Angela Merkel na garnuszku państwa. Burza w Niemczech
Przejście kanclerz Niemiec na emeryturę zbliża się wielkimi krokami. Angela Merkel deklaruje, że będzie wtedy więcej czytać i ma zamiar się w końcu wyspać. Merkel otrzyma jednak do dyspozycji biuro i 9 współpracowników, co nie podoba się części niemieckiej opozycji.
W Niemczech rozgorzała dyskusja na temat przejścia Angeli Merkel na emeryturę. Stanie się to wraz z końcem kadencji obecnej kanclerz Niemiec. Władzę po niej ma przejąć Olaf Scholz, dotychczasowy wicekanclerz z SPD.
Merkel, jako byłej szefowej rządu, będzie wtedy przysługiwać biuro wraz z dziewięcioma pracownikami. Tak wynika z pisma Federalnego Ministerstwa Finansów do przewodniczącego Bundestagu Bärbela Basa, do którego dotarł niemiecki tygodnik "Spiegel".
Angela Merkel na garnuszku państwa
Za utrzymanie biura odpowiadać ma państwo. Tak duża obsada biura wzbudza podejrzenia, że Angela Merkel ma większe ambicje niż tylko "odsypianie i czytanie książek".
Pełniąc swoje obowiązki kanclerz jak i prezydent Niemiec mają prawo do posiadania biura w Bundestagu wraz z odpowiednim personelem. Rozwiązanie to było krytykowane w przeszłości. Dyskutowano również na temat "dożywotniej pełnej dotacji" na utrzymanie po zakończeniu okresu urzędowania. Takie rozwiązanie skrytykował między innymi Federalny Trybunał Obrachunkowy, (odpowiednik polskiej Najwyższej Izby Kontroli).
Zobacz też: Minister uderza w Merkel. "Popełniła błąd"
W 2019 tematem zajął się niemiecki parlament, który zmniejszył przysługujące na emeryturze przywileje. Zgodnie z podjętą wtedy decyzją, państwo miałoby opłacać byłym kanclerzom kierownika biura, dwóch referentów, asystenta biurowego oraz kierowcę. Ponadto jedno ze stanowisk urzędniczych miało zostać zlikwidowane po pięciu latach po zaprzestaniu sprawowania urzędu.
Potrzeby Angeli Merkel wykraczają poza przyjęte wtedy założenia.

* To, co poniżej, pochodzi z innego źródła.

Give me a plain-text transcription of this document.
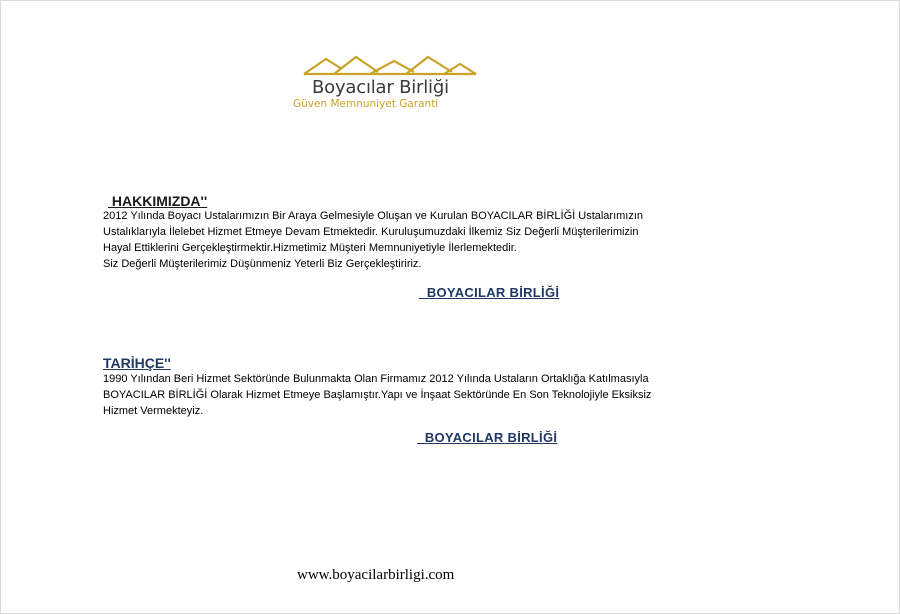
Boyacılar Birliği
Güven Memnuniyet Garanti
HAKKIMIZDA''
2012 Yılında Boyacı Ustalarımızın Bir Araya Gelmesiyle Oluşan ve Kurulan BOYACILAR BİRLİĞİ Ustalarımızın
Ustalıklarıyla İlelebet Hizmet Etmeye Devam Etmektedir. Kuruluşumuzdaki İlkemiz Siz Değerli Müşterilerimizin
Hayal Ettiklerini Gerçekleştirmektir.Hizmetimiz Müşteri Memnuniyetiyle İlerlemektedir.
Siz Değerli Müşterilerimiz Düşünmeniz Yeterli Biz Gerçekleştiririz.
BOYACILAR BİRLİĞİ
TARİHÇE''
1990 Yılından Beri Hizmet Sektöründe Bulunmakta Olan Firmamız 2012 Yılında Ustaların Ortaklığa Katılmasıyla
BOYACILAR BİRLİĞİ Olarak Hizmet Etmeye Başlamıştır.Yapı ve İnşaat Sektöründe En Son Teknolojiyle Eksiksiz
Hizmet Vermekteyiz.
BOYACILAR BİRLİĞİ
www.boyacilarbirligi.com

Stanowiska w "nowym" biurze zajmować miałby by osoby z najbliższego otoczenia kanclerz, które dotychczas blisko z nią współpracowały - donosi gazeta "Bild".
"Gabinet cieni" czy emerytura?
Politycy opozycji zastanawiają się skąd tak wygórowane oczekiwania obecnej jeszcze kanclerz. Z niedawnych deklaracji polityk wynika, że na emeryturze ma zamiar zająć się czytaniem książek i chciałaby odespać ostatnie lata.
- Pani Merkel zawsze była przedstawiana jako skromny urzędnik. Zdaje się, że z tym koniec - powiedziała Gesine Lötzsch z lewicowej partii Die Linke. - Wystawne wyposażenie jej przyszłego gabinetu sprawia wrażenie, że chce otworzyć "gabinet cieni" - skomentowała Lötzsch.